Мы всем классом пошли на первый заплыв городских «моржей». «Моржи» — здоровенные пенсионеры, с сизыми бритыми затылками, с утробными криками плюхались в темно-зеленую воду. Шуро́к, синий от холода, пупырчатый, как мороженый гусь, небрежно прохаживался по льду, а потом, помахав нам рукой, медленно погрузился в прорубь и поплыл. Мы дружно застучали зубами.
Столь радикальный метод борьбы с ангиной не мог не дать ощутимых результатов. Шуро́к свалился с невероятной температурой и полностью лишился голоса. Но когда выздоровел, вырезал гланды. Ангина была побеждена, а Шуро́к продолжал исправно, каждое воскресенье вплоть до ледохода ходить на реку в компании «моржей».
Ребята наперебой расспрашивали, Шуро́к отвечал односложно, с неохотой. Да, родной город такой же. Да, закончили на Пушкинской новый кинотеатр. Нет, в школе после выпуска не был…
— И вы, ребята, извините, но я не захватил вам писем или посылок от родных.
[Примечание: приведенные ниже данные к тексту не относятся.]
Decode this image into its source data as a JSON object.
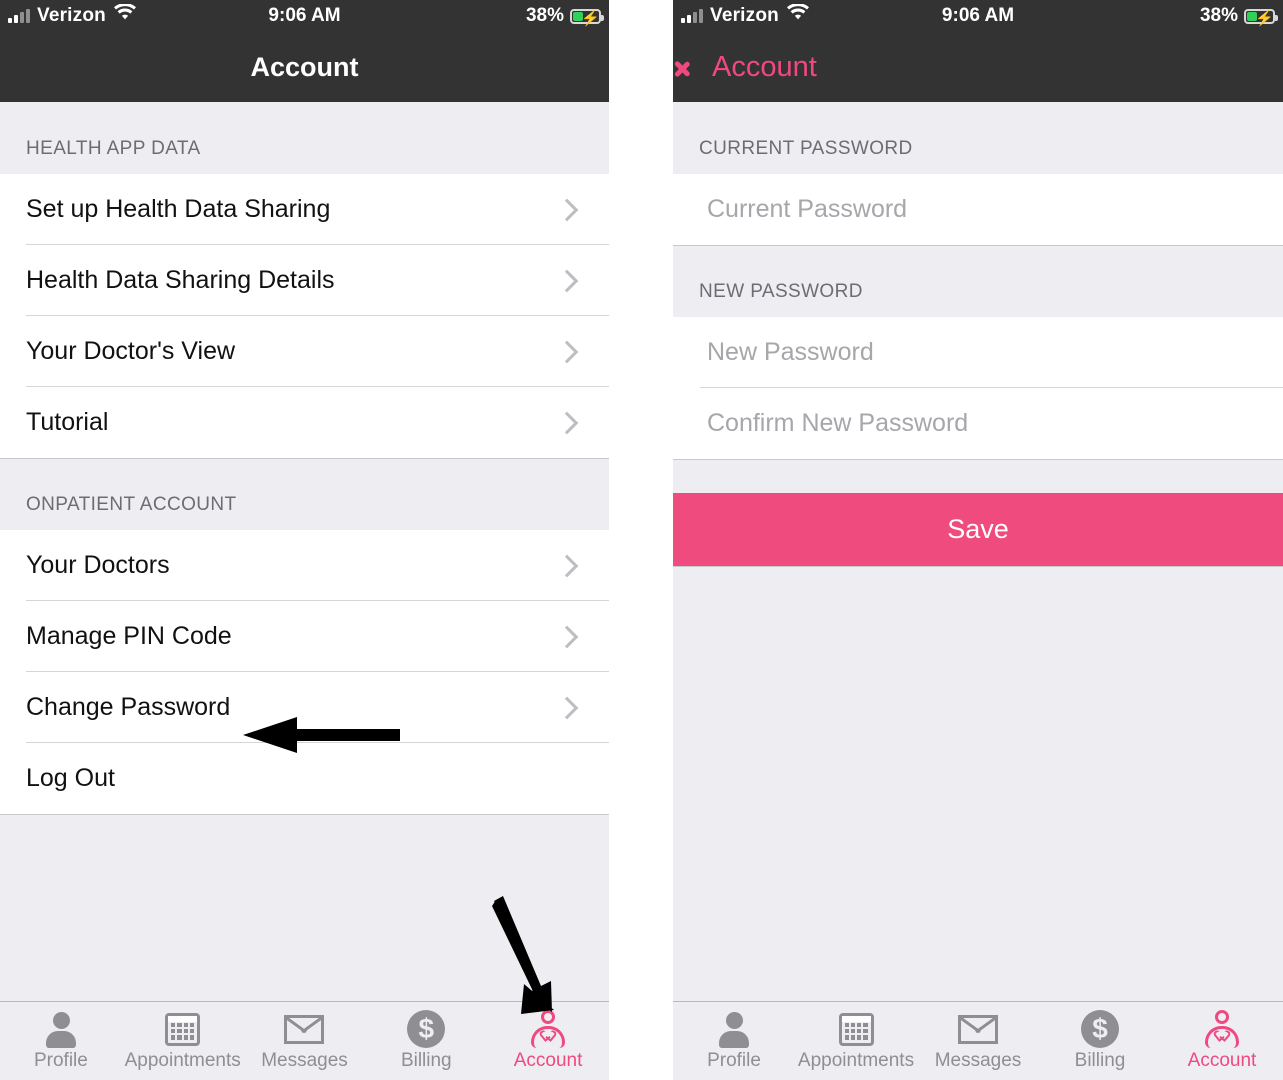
{
  "status_bar": {
    "carrier": "Verizon",
    "time": "9:06 AM",
    "battery_pct": "38%",
    "signal_icon": "signal-bars-icon",
    "wifi_icon": "wifi-icon",
    "battery_icon": "battery-charging-icon"
  },
  "colors": {
    "accent_pink": "#ef497f",
    "save_button": "#ef4b7f",
    "nav_background": "#333333",
    "group_background": "#eeeef2",
    "cell_background": "#ffffff",
    "separator": "#d5d5da",
    "muted_text": "#8e8e93",
    "placeholder_text": "#a6a6ab",
    "battery_green": "#30d158"
  },
  "left_screen": {
    "nav_title": "Account",
    "sections": [
      {
        "header": "HEALTH APP DATA",
        "rows": [
          {
            "label": "Set up Health Data Sharing",
            "accessory": "chevron-right-icon"
          },
          {
            "label": "Health Data Sharing Details",
            "accessory": "chevron-right-icon"
          },
          {
            "label": "Your Doctor's View",
            "accessory": "chevron-right-icon"
          },
          {
            "label": "Tutorial",
            "accessory": "chevron-right-icon"
          }
        ]
      },
      {
        "header": "ONPATIENT ACCOUNT",
        "rows": [
          {
            "label": "Your Doctors",
            "accessory": "chevron-right-icon"
          },
          {
            "label": "Manage PIN Code",
            "accessory": "chevron-right-icon"
          },
          {
            "label": "Change Password",
            "accessory": "chevron-right-icon"
          },
          {
            "label": "Log Out",
            "accessory": ""
          }
        ]
      }
    ],
    "annotations": [
      {
        "name": "arrow-to-change-password",
        "direction": "left"
      },
      {
        "name": "arrow-to-account-tab",
        "direction": "down-right"
      }
    ]
  },
  "right_screen": {
    "back_label": "Account",
    "back_icon": "chevron-left-icon",
    "sections": [
      {
        "header": "CURRENT PASSWORD",
        "fields": [
          {
            "placeholder": "Current Password",
            "value": ""
          }
        ]
      },
      {
        "header": "NEW PASSWORD",
        "fields": [
          {
            "placeholder": "New Password",
            "value": ""
          },
          {
            "placeholder": "Confirm New Password",
            "value": ""
          }
        ]
      }
    ],
    "save_label": "Save"
  },
  "tab_bar": {
    "tabs": [
      {
        "label": "Profile",
        "icon": "person-icon",
        "active": false
      },
      {
        "label": "Appointments",
        "icon": "calendar-icon",
        "active": false
      },
      {
        "label": "Messages",
        "icon": "envelope-icon",
        "active": false
      },
      {
        "label": "Billing",
        "icon": "dollar-circle-icon",
        "active": false
      },
      {
        "label": "Account",
        "icon": "person-heart-icon",
        "active": true
      }
    ],
    "billing_symbol": "$"
  }
}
Не мог…
— Оставь, пожалуйста, — перебил Алик. — Мы и так с родителями переписываемся, чепуха все это!
— Точно! — подхватил Левка. — Ведь ты же поступал в авиационное училище?
Шуро́к отвел глаза и ничего не ответил, ребята недоуменно переглядывались, а я стоял сбоку, и мне показалось, что Шуро́к едва сдерживает слезы. Это было так неожиданно и не похоже на Шурка́! Видимо, ребята тоже почувствовали неладное. Генка Черняев похлопал его по плечу:
— Ничего, старик, обойдется. Запоролся на экзаменах?
— Если бы… По крайней мере не было бы так обидно.
— Так в чем же дело?!
— Врачи не пропустили…
Как же так! В некоторой степени он посильнее Генки Черняева: у того один конек — бокс, а Шуро́к спортсмен разносторонний.
— Зрение, — сказал Шуро́к. — Очки теперь ношу. Вот. Пока в кармане…
Зима. Снегу по крыши. Работы почти нет. Скучновато. Спасибо Афанасию, научил меня охотиться. Теперь отваживаюсь отправляться один в недальние походы. Я плохо управляюсь с компасом, а лес здесь серьезный. На восток от рыбхоза тянется километров на семьсот, а на север — на три тысячи. Да и кем меряны эти таежные километры!
Охота — занятие увлекательное. Мечтаю о тетеревах и рябчиках, скромно отгоняю мысль о глухаре. Эту пудовую птичку и опытный таежник не вдруг добудет. Больше всего мне нравится охота на рябчика. Идешь и свистишь в манок. Свистишь и слышишь отзыв. Услышишь слабый ответ, затаишься и ждешь. Обязательно подлетит.
Но и здесь есть свои тонкости. Однажды рябчики не откликались, молчали. Я уже надежду потерял, но Афанасий все ходил и подсвистывал. Наконец и он устал.
— Поворачиваем домой?
— Успеется. Сейчас обманем рябцов. На драку выманим.
Афанасий сменил манок. Раздался призывный клич петушка. Тотчас поблизости залился рябчик, рассерженный присутствием соперника, Афанасий еще дважды дунул в манок, над головой зашелестели крылья, и серый шар закачался на ветке ели…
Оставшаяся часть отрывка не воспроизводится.